What is the procedure?

A typical Texas divorce requires the following steps:

  • One spouse (the Petitioner), files an Original Petition for Divorce with the court, and has the papers personally served on (delivered to) the other spouse (the Respondent). If the spouses are working together, the Respondent can sign a waiver, giving up the right to be personally served with the papers.
  • At the time of filing, the Petitioner can request that the court issue a standard Temporary Restraining Order that: (a) requires that no assets disappear before they can be divided by the court, and (b) requires that the spouses act civilly toward each other and not threaten or harass each. If a Temporary Restraining Order was issued, the court must schedule a hearing within 14 days of issuance.
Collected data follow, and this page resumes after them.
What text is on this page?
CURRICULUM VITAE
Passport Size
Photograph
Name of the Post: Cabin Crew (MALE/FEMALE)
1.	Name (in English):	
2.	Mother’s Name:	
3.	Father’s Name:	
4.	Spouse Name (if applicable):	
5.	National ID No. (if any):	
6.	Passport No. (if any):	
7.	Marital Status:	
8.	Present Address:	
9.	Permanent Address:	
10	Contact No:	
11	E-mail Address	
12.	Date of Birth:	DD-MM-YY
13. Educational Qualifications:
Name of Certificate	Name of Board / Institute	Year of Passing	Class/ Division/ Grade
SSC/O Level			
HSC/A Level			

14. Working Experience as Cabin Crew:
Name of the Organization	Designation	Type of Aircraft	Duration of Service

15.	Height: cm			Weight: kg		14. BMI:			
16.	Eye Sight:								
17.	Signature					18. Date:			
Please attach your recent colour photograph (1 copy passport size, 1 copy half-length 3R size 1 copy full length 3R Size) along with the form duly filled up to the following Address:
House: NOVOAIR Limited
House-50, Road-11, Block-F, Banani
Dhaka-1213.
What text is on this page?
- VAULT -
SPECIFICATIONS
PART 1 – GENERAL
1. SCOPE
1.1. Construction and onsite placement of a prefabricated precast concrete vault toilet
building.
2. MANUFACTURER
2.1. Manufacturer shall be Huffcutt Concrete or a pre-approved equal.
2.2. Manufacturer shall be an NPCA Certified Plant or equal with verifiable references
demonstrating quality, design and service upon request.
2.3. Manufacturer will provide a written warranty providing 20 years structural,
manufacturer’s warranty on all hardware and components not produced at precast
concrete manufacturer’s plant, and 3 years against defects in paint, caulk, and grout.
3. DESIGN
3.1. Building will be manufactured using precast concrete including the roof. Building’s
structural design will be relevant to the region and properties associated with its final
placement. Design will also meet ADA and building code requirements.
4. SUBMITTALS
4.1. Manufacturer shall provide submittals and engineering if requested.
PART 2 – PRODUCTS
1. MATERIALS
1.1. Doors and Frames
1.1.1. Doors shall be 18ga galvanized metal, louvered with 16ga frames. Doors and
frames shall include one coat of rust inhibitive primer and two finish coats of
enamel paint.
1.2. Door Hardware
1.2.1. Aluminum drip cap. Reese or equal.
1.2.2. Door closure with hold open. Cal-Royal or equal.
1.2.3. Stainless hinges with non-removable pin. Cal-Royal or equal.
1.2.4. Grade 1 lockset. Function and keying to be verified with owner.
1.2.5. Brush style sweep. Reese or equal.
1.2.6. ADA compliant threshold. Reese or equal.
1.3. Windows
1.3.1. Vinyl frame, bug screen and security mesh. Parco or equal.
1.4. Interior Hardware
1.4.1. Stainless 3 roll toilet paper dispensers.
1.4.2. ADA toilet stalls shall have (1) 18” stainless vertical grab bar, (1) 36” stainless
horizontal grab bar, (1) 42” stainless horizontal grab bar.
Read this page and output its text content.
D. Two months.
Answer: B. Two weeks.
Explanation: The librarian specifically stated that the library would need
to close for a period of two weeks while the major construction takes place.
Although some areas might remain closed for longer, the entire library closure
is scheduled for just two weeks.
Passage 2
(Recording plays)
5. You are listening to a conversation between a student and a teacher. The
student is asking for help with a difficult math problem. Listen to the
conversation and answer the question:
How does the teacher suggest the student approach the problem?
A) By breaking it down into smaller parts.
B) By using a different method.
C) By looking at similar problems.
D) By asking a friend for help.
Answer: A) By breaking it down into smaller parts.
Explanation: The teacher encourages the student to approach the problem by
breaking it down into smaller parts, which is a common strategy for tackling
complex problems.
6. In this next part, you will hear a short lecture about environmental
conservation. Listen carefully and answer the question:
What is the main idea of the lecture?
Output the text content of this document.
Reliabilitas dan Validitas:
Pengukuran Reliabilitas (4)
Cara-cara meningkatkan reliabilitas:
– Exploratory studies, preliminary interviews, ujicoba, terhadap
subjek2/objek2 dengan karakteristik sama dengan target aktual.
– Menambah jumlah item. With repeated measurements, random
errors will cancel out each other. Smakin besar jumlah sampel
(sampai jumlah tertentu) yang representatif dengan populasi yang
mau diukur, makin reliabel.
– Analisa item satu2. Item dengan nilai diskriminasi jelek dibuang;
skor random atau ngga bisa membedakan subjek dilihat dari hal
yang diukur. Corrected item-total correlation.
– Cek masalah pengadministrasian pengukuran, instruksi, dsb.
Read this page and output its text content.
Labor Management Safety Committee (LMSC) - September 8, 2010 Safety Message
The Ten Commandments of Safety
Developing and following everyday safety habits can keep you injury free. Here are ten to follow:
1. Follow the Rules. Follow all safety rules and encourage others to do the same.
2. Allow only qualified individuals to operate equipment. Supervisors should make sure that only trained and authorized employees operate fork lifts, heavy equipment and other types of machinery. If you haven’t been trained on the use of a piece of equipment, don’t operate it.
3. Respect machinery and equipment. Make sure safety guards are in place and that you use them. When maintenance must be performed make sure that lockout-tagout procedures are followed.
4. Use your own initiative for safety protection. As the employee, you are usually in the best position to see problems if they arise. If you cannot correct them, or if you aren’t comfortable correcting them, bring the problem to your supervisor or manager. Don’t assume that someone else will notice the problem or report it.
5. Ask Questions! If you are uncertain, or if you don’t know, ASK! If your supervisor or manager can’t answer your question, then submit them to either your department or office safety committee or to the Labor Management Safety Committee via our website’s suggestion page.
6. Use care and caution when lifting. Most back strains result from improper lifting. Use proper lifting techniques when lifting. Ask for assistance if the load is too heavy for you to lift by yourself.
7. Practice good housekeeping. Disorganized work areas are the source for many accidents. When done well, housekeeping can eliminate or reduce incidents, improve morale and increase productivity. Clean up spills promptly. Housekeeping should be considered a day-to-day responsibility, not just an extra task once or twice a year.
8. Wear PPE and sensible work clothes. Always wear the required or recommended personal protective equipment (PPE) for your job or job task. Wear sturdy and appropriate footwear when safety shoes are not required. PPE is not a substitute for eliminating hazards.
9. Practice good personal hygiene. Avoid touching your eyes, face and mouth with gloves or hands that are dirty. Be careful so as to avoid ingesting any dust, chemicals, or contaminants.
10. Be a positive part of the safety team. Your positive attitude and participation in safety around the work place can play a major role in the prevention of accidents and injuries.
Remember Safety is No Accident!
At that time, the court may make the Temporary Restraining Order into a temporary injunction against both parties.
  • If no Temporary Restraining Order is issued, the Respondent has 20 days plus the next following Monday to file a document called an Answer. Commonly, the court will also consider temporary orders, which will be in effect while the divorce is pending. Temporary orders usually involve temporary custody, visitation, and support of the children, and temporary use of property and servicing of debt. It can include temporary spousal support and the payment of interim attorney’s fees as well.
  • If the spouses think they haven’t gotten all the information they need from each other, they then engage in discovery, which is the process by which they exchange information and documents.
  • The spouses discuss settlement of the case, either directly or with the help of attorneys or mediators. If they can work out an agreement on everything, one of the spouses or attorneys will prepare an Agreed Decree of Divorce, which will contain all of the terms of the agreement. The spouses and their attorneys sign it, and eventually the judge does as well.
  • If the spouses are not able to agree on all of the issues in the case, a trial date will likely be set.
  • Before trial, spouses are required to attempt mediation. Mediation is an informal process allowing the divorcing couple to work with a neutral third party (the mediator) to negotiate and settle all terms of their conflict.
  • If mediation fails, the case goes to trial. At the conclusion of the trial, one of the attorneys will prepare a Final Decree of Divorce to present to the judge for signature. This will contain all of the court’s rulings and will resolve all issues pertaining to the divorce, and is binding on the parties going forward.